Russ Abbott wrote:
* It also strikes me as strange that apparently (and correct me if
I'm wrong) it is not possible to execute 'choice' directly. That
is, one can't write {Digit} or {Browse {Digit}} and expect a
result. But since 'choice' is part of the syntax of the language,
as a programmer, my expectation is that it should do something,
i.e., that the virtual machine that execute Oz programs would do
something when it gets to a 'choice'.
Let me try to clarify things a bit. When a thread executes a choice
statement, the program is facing a non-deterministic choice. Something
*from the outside* must decide which alternative to choose. This is why
the designers of Oz decided to encapsulate non-determinism. For this
purpose they invented the computation space.
So your nondeterministic program is run inside a computation space.

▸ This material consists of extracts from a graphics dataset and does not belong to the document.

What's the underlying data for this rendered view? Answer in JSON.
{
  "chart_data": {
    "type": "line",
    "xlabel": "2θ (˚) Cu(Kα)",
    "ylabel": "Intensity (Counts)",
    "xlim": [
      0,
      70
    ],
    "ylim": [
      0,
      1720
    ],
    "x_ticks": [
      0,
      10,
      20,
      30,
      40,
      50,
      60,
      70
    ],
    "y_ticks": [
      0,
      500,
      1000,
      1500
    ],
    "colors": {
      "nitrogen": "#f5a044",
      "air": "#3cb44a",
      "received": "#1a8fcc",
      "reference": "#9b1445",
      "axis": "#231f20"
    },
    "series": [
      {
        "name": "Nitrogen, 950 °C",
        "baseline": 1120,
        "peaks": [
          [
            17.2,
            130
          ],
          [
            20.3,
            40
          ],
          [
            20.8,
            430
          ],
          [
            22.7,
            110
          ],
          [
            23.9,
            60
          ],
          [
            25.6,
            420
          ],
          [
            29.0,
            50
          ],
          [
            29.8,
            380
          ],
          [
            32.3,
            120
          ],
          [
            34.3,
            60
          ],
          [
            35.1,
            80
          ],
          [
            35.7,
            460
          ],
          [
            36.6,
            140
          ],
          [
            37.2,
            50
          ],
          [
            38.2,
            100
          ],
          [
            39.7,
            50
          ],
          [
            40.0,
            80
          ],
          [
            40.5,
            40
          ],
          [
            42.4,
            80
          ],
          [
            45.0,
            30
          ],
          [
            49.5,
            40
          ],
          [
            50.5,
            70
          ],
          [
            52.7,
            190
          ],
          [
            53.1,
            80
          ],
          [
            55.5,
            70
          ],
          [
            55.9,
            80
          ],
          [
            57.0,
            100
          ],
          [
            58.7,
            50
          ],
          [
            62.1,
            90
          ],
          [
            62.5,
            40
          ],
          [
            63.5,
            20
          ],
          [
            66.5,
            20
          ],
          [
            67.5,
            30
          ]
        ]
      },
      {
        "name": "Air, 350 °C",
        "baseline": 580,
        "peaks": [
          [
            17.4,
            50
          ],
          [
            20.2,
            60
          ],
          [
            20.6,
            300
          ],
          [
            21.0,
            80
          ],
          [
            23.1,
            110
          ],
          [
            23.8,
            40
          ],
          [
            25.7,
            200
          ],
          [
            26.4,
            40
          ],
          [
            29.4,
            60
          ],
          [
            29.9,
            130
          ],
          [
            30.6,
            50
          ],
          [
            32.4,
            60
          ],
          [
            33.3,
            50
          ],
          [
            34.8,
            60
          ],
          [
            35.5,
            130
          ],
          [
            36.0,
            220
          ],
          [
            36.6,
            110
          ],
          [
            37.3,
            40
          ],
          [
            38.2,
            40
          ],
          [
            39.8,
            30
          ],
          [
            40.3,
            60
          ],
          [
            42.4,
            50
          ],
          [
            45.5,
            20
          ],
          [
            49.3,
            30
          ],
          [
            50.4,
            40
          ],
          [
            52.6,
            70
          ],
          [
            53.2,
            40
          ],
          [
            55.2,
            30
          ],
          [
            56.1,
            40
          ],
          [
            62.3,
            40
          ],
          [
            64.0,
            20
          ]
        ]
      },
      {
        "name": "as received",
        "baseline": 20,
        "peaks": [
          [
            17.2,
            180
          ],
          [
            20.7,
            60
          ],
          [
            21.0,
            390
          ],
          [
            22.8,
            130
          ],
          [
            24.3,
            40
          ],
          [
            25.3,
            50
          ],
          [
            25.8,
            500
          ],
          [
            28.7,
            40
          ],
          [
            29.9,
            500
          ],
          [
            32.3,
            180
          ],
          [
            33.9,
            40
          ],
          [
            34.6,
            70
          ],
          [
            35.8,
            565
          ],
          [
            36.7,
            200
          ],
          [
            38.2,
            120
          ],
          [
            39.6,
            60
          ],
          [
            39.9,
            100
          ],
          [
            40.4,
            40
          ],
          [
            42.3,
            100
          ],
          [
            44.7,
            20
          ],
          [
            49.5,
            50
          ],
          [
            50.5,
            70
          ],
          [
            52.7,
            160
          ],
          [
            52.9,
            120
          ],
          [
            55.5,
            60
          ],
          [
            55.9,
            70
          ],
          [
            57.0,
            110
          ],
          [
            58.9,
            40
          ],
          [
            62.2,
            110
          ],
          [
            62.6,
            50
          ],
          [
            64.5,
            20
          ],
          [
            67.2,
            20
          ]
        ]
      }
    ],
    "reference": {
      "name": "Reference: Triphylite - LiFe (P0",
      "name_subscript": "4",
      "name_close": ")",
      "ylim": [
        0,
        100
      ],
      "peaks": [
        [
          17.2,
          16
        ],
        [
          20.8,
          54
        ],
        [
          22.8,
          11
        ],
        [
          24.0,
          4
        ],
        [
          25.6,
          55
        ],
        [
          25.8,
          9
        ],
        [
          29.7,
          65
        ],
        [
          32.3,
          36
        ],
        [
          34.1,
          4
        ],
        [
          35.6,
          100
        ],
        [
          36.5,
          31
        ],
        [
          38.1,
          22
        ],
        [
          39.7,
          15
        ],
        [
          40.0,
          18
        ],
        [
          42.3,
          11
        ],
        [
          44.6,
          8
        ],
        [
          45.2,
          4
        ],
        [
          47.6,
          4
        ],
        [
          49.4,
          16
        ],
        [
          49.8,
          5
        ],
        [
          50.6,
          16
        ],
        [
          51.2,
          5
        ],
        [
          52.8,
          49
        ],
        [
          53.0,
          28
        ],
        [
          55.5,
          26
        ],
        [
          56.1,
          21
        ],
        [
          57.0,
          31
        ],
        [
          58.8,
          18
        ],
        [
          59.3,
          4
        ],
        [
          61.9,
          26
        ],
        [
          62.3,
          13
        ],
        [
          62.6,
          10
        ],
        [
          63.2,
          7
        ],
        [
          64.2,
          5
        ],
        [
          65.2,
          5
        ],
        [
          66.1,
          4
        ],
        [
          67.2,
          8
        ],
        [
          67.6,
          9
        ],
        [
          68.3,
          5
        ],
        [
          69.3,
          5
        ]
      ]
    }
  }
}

This space does not permit side effects, and thus looks like a closed
world. From outside the space, you can detect when the space is facing
a nondeterministic choice. There you can "guide" the computation by
committing one of the alternives.
This makes a search engine easy to implement in Oz. Computation spaces
are provided as first-class entities. Search consists in creating a
computation space with the logic program inside it, and try all possible
executions. For this, you wait until the computation succeeds, fails,
or makes a choice. When facing a choice, you typically clone the space,
and commit one of the alternatives per clone, and recursively explore them.